Mevcut adaletsizliğe son vermeden insanların kendisinden daha mahir robotlar karşısında en ufak bir şansı yok. Bu rakamlar yeryüzündeki zenginliğin herkese eşit dağıtılması gibi bir düşünce uyandırmasını gerektirmez, ama herkese insanca bir yaşam imkanı sağlanması gerekliliğini hatırlatmalıdır. Ayrıca gelir eşitsizliğine karşı robotların nasıl davranacağını da bilmiyoruz henüz. Gelir eşitsizliğini destekleyecekler mi, yoksa buna karşı muhalefet mi edecekler? Her iki ihtimalde de ortaya çıkacak sonuçlar nedir? Belki de robotlar devlet denilen dev mekanizmayı gereksiz kılacaklar. Sermaye sadece bu teknolojiye egemen belli başlı kişilerin elinde toplanacak, geri kalan yığınlar ise acımasız bir kaos içinde yaşayacaklar. Belki de süper zeka kendisine egemen olan azınlık zümreye de başkaldıracak. Robotların kendi aralarında bir iletişim ağı kurabildiklerini göz önünde bulunduracak olursak, hiç kestirilemeyecek bir gelecek eşiğinde bulunduğumuzu tahmin etmek hiç de zor olmaz. Evet robotlara iş yapmayı öğretmeliyiz, ki kendi kendilerine öğrenmeye başladılar bile. Ancak humanoidlerin savaşmayı öğrenmeleri halinde, bu silahın bize karşı yönelmeyeceğine ilişkin en ufak bir güvence bulunmuyor. Peki robotların yapay zekasına bir virüs girmesi halinde ortaya çıkacak sonuçlar nedir? Kendi kendilerini programlayabilen süper zekalar bize karşı hangi tutumu takınacaklar? Çalışma sistemini açıklayamacağımız sistemler bizi nasıl algılayacaklar? Bizleri birbirini öldüren, doğayı sömüren, tahrip eden zararlı yaratıklar olarak algılamayacakları ne malum? Böyle algılarlarsa, haksız mı sayılırlar? Robotların bir ahlakı olacak mıdır, olmalı mıdır? Eğer böyle bir ahlak gerekliliği zorunluysa, bu ahlakı onlara nasıl öğreteceğiz? Yoksa süper zeka kendi kendisinin doğru sistemini mi oluşturacak? Böyle bir durumda insanlığı bekleyen ihtimaller nelerdir? Bizler kendi kendimizi dost ve düşman olarak nitelendirirken, robotların insanları iyi bir varlık olarak algılamaları için alınması gereken önlemler nedir? Biz kimiz, onlar kim? Bu sorular çoğaltılabilir elbette. Ancak acil olarak barışçıl ve insani bir dünya yaratmak gerekliliği taş gibi önümüzde duruyor. Varedici eylemden yeni insanı oluşturmalıyız. Aksi halde Frankenstein’a karşı ipleri elimizden kaçırma olasılığı çok yakın.

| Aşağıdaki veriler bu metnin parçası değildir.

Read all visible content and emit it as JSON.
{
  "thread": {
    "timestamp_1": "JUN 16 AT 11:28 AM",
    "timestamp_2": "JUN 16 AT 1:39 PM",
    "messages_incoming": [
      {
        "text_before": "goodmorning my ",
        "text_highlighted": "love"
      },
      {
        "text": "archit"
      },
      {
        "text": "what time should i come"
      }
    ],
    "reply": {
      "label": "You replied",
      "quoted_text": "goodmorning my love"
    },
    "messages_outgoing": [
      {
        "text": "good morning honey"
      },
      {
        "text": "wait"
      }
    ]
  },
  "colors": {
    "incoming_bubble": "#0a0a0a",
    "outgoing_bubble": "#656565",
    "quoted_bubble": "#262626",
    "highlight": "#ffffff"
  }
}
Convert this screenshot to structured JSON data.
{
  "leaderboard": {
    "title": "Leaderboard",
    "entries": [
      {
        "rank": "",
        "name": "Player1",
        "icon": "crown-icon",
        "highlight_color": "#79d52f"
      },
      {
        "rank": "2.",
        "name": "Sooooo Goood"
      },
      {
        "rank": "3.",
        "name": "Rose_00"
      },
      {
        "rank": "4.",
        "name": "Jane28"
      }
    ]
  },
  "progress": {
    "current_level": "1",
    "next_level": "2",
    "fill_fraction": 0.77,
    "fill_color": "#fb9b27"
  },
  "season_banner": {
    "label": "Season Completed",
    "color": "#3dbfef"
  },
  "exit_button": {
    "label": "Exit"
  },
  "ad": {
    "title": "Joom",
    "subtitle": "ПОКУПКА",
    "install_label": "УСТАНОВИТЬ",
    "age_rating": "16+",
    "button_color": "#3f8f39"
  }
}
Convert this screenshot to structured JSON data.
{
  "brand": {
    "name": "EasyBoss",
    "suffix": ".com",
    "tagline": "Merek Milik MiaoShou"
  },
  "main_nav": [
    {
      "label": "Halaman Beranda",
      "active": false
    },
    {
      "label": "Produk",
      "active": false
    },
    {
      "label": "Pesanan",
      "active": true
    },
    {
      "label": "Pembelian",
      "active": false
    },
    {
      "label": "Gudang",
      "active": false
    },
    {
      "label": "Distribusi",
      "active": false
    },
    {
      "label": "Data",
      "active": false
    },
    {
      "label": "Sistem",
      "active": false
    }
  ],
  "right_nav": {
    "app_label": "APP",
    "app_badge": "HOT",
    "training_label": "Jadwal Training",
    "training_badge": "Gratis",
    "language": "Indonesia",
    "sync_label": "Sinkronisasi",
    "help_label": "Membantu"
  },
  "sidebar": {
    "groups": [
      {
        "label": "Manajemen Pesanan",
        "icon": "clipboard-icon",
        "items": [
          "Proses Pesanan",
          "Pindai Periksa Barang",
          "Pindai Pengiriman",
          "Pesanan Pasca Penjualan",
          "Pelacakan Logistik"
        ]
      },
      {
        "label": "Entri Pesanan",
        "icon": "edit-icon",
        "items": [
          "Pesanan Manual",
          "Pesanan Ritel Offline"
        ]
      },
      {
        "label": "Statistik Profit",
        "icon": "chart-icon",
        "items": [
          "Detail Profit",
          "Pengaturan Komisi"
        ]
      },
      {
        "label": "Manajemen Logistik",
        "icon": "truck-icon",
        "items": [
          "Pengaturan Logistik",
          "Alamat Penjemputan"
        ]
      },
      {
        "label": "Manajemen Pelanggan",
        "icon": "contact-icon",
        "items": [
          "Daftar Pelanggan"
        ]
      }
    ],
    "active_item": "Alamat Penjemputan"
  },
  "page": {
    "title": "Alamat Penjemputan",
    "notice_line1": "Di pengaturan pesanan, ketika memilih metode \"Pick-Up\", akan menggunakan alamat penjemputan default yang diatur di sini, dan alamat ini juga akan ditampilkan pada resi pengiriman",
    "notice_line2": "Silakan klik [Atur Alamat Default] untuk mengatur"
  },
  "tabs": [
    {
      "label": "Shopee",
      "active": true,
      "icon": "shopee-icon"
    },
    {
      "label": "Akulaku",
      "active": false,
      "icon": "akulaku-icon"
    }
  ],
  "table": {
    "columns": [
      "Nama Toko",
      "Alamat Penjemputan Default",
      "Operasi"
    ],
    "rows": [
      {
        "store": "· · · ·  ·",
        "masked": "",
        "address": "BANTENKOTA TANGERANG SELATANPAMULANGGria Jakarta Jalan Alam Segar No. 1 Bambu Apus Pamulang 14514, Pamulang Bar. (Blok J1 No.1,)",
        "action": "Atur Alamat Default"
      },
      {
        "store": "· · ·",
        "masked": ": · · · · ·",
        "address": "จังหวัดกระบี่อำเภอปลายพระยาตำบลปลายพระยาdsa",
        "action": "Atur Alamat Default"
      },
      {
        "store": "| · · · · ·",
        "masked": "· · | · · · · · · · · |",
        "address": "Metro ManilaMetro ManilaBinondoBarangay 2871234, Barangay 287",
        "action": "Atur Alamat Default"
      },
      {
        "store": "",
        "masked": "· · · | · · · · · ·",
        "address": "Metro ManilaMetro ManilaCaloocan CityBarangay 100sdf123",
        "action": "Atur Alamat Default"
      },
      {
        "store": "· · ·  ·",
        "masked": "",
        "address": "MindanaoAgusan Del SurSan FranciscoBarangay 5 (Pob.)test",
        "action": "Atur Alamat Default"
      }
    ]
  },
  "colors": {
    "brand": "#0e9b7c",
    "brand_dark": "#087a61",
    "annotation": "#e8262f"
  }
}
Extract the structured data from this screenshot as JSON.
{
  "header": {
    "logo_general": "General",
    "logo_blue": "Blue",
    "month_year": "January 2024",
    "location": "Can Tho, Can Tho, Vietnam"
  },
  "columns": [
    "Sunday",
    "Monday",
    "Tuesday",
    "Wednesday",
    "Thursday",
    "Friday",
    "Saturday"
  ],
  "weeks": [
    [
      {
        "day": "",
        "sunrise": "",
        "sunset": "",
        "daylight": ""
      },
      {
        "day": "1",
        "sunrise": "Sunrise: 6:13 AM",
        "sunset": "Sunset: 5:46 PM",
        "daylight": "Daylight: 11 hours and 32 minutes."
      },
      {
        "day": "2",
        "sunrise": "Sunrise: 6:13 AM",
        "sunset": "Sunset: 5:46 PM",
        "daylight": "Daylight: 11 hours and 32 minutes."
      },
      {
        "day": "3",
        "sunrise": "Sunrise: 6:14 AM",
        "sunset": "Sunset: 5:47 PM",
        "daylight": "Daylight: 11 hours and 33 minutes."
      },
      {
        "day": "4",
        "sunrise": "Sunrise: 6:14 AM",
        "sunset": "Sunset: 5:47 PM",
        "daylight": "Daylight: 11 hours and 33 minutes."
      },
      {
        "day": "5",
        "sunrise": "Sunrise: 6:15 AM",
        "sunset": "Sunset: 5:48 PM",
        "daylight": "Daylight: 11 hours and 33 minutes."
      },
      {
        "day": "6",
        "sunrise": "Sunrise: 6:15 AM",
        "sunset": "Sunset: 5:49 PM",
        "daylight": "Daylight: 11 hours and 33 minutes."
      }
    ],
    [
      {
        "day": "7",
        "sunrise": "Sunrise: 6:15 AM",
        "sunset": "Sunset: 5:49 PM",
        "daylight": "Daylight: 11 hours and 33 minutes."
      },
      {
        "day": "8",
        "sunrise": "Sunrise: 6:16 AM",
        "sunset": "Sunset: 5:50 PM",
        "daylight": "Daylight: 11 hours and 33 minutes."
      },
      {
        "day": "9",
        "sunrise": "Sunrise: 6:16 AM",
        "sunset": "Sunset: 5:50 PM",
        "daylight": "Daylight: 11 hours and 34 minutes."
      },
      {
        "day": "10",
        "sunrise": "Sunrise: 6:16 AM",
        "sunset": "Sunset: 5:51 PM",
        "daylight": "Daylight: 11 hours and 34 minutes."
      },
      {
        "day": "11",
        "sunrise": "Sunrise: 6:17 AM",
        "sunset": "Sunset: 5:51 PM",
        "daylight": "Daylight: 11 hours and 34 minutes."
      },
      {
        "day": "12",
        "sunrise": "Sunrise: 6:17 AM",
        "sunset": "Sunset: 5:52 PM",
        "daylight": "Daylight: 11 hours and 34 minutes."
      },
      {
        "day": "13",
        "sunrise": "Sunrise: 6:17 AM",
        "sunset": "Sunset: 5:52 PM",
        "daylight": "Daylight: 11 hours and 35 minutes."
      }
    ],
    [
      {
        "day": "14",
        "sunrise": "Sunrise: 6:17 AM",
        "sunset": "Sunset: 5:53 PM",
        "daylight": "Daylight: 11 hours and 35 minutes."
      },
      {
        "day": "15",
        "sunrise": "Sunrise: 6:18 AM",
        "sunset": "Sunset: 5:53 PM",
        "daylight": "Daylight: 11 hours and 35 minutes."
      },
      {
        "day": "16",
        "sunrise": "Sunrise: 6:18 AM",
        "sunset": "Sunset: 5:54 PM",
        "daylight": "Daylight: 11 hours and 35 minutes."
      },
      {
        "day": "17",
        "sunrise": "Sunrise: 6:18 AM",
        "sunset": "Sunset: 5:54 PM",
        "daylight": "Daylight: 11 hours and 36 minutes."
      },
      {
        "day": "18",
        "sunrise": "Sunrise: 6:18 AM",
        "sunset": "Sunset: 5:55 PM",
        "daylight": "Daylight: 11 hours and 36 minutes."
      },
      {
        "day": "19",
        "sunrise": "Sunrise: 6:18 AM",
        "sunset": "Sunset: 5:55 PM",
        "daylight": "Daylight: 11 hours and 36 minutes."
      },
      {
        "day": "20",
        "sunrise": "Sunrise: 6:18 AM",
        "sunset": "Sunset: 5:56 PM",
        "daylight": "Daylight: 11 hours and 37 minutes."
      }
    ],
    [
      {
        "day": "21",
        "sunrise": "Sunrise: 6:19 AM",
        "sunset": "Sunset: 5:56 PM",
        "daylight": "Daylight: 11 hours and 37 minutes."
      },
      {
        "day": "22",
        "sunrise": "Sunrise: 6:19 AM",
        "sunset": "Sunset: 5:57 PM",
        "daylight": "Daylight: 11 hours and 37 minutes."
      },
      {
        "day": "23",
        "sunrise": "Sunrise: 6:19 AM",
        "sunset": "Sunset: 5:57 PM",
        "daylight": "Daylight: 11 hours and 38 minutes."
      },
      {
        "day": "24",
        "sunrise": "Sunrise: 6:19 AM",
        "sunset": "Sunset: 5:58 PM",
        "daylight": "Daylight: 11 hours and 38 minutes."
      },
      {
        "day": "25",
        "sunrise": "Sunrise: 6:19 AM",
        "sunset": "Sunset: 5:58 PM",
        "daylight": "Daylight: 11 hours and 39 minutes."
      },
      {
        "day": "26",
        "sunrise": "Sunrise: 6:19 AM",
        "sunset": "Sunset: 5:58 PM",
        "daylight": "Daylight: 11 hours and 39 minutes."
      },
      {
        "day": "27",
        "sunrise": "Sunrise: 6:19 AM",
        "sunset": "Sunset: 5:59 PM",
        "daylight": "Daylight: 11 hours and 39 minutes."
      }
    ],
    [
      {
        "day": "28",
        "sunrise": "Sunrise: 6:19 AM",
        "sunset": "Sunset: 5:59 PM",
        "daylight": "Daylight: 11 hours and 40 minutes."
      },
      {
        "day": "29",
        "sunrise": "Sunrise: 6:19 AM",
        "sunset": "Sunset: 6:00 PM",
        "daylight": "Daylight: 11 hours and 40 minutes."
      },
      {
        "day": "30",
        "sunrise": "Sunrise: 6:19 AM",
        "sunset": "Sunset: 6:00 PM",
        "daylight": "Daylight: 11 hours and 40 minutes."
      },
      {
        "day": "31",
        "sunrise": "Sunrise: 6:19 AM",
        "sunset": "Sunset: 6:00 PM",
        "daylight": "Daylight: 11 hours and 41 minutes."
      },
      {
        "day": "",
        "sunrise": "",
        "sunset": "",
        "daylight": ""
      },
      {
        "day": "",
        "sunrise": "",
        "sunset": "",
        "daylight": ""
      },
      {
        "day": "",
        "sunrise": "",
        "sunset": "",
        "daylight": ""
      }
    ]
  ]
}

  1. Bir robot, bir insana zarar veremez, ya da zarar görmesine seyirci kalamaz.
  2. Bir robot birinci yasayla çelişmediği sürece bir insanın emirlerine uymak zorundadır.
  3. Bir robot, birinci ve ikinci yasayla çelişmediği sürece kendi varlığını korumak zorundadır.

Bugün, 21.04.2025, sadece Katolik dünyasının değil, tüm insanlığın büyük devrimcisi, yılmaz adalet savaşçısı, yorulmaz barış güvercini, yoksulların has babası Papa Fransizkus’u kaybettik. Bu yazıyı ona adıyorum.